Dismissing the expectation Ireland are simply on a collision course for the title with England on March 17 by saying he cannot control or influence perceptions, Schmidt instead emphasised the dangers that lie in wait for his team at Stade de France this weekend from a team in disarray last year under former head coach Guy Noves but with potential to regain pride under new boss Jacques Brunel.
“All I can do is try and work as hard as I can to get our coaching staff and players on the same page and motivated and to build a bit of confidence.
“Players have come in confident, but there’s also that reality of the history we have in France along with that unpredictability which is exacerbated by the recent changes in French rugby.
“I think France last year (when they finished third) and this year is a little bit different. In the past, some of the French players would have had to have played (for their clubs) at the weekend.
“That’s not the case now, they can protect 30 players so that they can get that fresh approach into that first game. With the attritional nature of the Top 14, that will breathe a bit of life into the French players.” Schmidt’s 36-man squad for the first two Six Nations fixtures against the French and at home to Italy seven days later saw just one uncapped player included, exciting Leinster academy wing Jordan Larmour, while there are notable injury absences in the back row and midfield with Jamie Heaslip, Sean O’Brien, Rhys Ruddock and Tommy O’Donnell among the missing forwards, and centres Luke Marshall, Garry Ringrose, Jared Payne unavailable.
Of the 36, 15 players have less than 10 Test caps and Schmidt was keen to point out that this is the youngest Six Nations squad he has named, with an average age of 25.66, 16 of whom are 25 and under.
Yet while the personnel may change, Schmidt believes there is continuity running through his squad in terms of selection and style of play, from his first championship in 2014, when Brian O’Driscoll and Paul O’Connell were the figureheads, to his fifth, the one about to begin this weekend under the captaincy of Rory Best and featuring the likes of Larmour, Joey Carbery and Jacob Stockdale, James Ryan and Dan Leavy.
“I think in the first Six Nations we scored the most amount of tries. It was pretty fluid, and it was probably contrasted in the next Six Nations. You didn’t have the same midfield. It was a new midfield, so things change with personnel.
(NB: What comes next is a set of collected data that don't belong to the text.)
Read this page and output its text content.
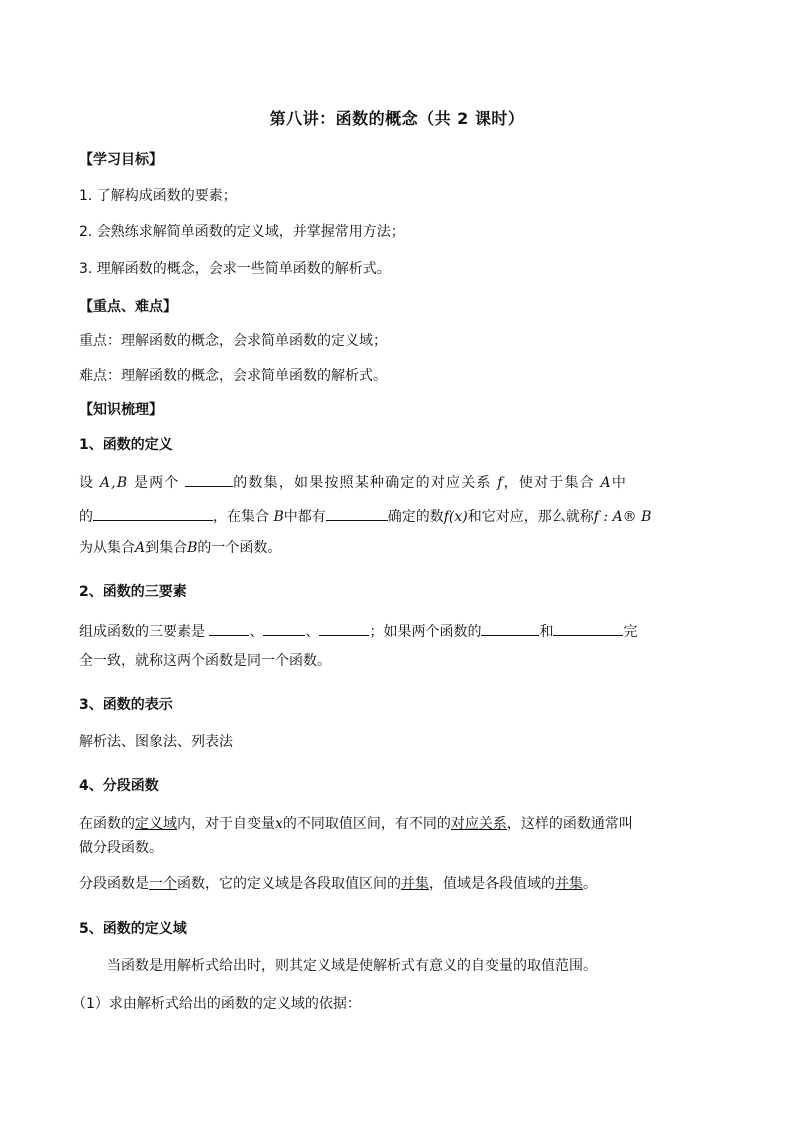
第八讲：函数的概念（共 2 课时）
【学习目标】
1. 了解构成函数的要素；
2. 会熟练求解简单函数的定义域，并掌握常用方法；
3. 理解函数的概念，会求一些简单函数的解析式。
【重点、难点】
重点：理解函数的概念，会求简单函数的定义域；
难点：理解函数的概念，会求简单函数的解析式。
【知识梳理】
1、函数的定义
设 A,B 是两个	的数集，如果按照某种确定的对应关系 f，使对于集合 A中
的	，在集合 B中都有	确定的数f(x)和它对应，那么就称f : A® B
为从集合A到集合B的一个函数。
2、函数的三要素
组成函数的三要素是	、	、	；如果两个函数的	和	完
全一致，就称这两个函数是同一个函数。
3、函数的表示
解析法、图象法、列表法
4、分段函数
在函数的定义域内，对于自变量x的不同取值区间，有不同的对应关系，这样的函数通常叫
做分段函数。
分段函数是一个函数，它的定义域是各段取值区间的并集，值域是各段值域的并集。
5、函数的定义域
当函数是用解析式给出时，则其定义域是使解析式有意义的自变量的取值范围。
（1）求由解析式给出的函数的定义域的依据：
“This Six Nations we have the youngest squad we have had and there is a degree of excitement in that. It does not mean we change the way we play.
“It means some players will play slightly differently. We have got guys, you look at skill sets, at personnel, and you look at some of the players we had four years ago and you look at the new breed of forward that comes out of teams and their comfort level on the ball which allows them to play slightly differently.
“Some players will have played more square and straight and now players will see a bit more space.
“I think you can go back to a whole lot of stats and how many passes are made and in the end, ours have not changed a whole lot since that first one where we were successful.
“The second tournament was successful as well but the context of games, in terms of the conditions you play in, can affect the way you end up playing. I think it is going to be interesting. I look at other teams as well and see the way they are trying to develop. The more it changes the more it stays the same.
“Is your lineout and scrum functioning well because your platform has to be strong. Is your accuracy and what you are doing good?
“Is the quality of your breakdown work good? The rules have not changed very much.
“We are trying to get the best out of the individuals we have. Our individuals are different this year. I do believe there is a core but there are a lot of guys who do not have that many caps.
“As I said it is our youngest group, therefore, it will be interesting to see how they develop the way they play,” concluded Schmidt.